Robert Cacchioni said testing in the wake of the spill on the regional district’s main sewage line on the Old Trail Bridge on March 26 determined that the discharge was “non-deleterious” and posed no major risks to aquatic or terrestrial life down stream.

“There is no indication from Environment Canada or (Ministry of Environment) on potential penalties,” he said in his recent Regional District of Kootenay-Boundary (RDKB) report to city council.

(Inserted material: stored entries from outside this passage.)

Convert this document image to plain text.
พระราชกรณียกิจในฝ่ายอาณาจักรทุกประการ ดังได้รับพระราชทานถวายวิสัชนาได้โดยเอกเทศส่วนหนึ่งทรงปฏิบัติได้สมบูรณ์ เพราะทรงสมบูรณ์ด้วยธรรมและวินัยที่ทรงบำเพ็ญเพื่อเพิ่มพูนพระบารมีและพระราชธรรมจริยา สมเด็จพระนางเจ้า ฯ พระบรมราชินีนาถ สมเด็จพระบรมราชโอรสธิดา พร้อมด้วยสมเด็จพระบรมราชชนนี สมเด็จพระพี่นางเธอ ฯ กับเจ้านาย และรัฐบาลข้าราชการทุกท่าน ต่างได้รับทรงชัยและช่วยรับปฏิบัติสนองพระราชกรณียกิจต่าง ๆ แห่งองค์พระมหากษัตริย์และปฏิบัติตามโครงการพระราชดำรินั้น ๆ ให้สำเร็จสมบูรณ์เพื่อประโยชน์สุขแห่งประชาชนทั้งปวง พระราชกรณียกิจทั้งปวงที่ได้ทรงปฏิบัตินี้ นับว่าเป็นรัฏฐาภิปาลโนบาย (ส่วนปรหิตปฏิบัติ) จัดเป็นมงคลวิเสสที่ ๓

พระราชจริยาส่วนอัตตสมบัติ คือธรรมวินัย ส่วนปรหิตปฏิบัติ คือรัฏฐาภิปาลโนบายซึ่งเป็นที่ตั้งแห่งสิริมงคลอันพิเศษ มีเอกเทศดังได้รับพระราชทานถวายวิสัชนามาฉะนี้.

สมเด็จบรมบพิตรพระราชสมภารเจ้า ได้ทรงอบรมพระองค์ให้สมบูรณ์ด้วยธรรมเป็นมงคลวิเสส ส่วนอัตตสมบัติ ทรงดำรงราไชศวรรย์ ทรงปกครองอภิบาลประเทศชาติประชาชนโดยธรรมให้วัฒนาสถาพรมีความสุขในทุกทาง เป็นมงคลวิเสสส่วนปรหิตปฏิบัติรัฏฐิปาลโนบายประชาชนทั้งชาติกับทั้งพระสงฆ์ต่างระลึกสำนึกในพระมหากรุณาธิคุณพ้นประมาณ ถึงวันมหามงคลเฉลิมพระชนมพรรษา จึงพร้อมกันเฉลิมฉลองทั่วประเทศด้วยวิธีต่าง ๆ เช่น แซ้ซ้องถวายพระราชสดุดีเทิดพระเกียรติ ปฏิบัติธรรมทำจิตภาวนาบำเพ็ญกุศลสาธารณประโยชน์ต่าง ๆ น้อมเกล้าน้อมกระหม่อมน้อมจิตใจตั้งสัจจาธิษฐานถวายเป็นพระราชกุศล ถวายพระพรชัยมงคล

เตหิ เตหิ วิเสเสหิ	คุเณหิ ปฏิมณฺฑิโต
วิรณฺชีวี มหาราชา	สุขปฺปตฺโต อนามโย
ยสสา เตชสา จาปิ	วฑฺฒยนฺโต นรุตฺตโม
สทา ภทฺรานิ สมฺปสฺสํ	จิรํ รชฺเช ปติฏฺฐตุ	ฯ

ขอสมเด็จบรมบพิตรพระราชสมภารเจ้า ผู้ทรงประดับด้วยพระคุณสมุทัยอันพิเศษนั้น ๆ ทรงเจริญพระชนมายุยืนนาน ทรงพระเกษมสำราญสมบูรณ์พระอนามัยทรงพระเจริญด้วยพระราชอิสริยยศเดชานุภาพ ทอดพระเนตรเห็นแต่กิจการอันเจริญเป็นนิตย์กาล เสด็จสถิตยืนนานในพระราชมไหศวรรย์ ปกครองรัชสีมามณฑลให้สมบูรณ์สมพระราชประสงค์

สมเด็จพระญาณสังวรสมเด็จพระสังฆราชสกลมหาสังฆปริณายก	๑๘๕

In all, the spill cost the city $31,060, including $12,000 for the emergency work, an additional $16,000 for joint restraints, and a bill of $2,600 from the Ministry of Environment (MOE) for staff time. The city coughed up $460 for analysis of the waste discharge.

The RDKB is currently investigating the possibility of proceeding with a claim against Fortis B.C. for damages to the interceptor line on the bridge. However, the clamp’s failure is still unknown, considering there was no normal operation of a pressure main that would result in the separation of a coupling.

The regional interceptor pipe that services Rossland, Warfield, Rivervale, Oasis and West Trail is comprised of several sections of steel pipe, held together with a clamp, securing it to the piers of the bridge high above the river.

After the leak occurred liquid sewage was re-routed through a bypass valve into the river, while solid waste went into a holding tank. The city sampled the materials that had been going into the river, probably a half dozen times or so over the course of the day-long spill.

It was tested for the total suspended solids and biological oxygen demand according to the permit the regional district’s wastewater treatment facility had been given.

Alan Stanley, director of environmental services with the RDKB, said at the time the spill was “mostly liquid.”

The RDKB also made a motion for staff to contact Fortis B.C. for pre and post inspection documents and reports on the pipe.

Root intrusion

Problems with the regional interceptor line at Wellington and Watmough roads in Warfield have caused further sewage spills.

Tree roots intruding on the line caused spills of 150 litres at Wellington and 120,000 litres at Watmough in early spring.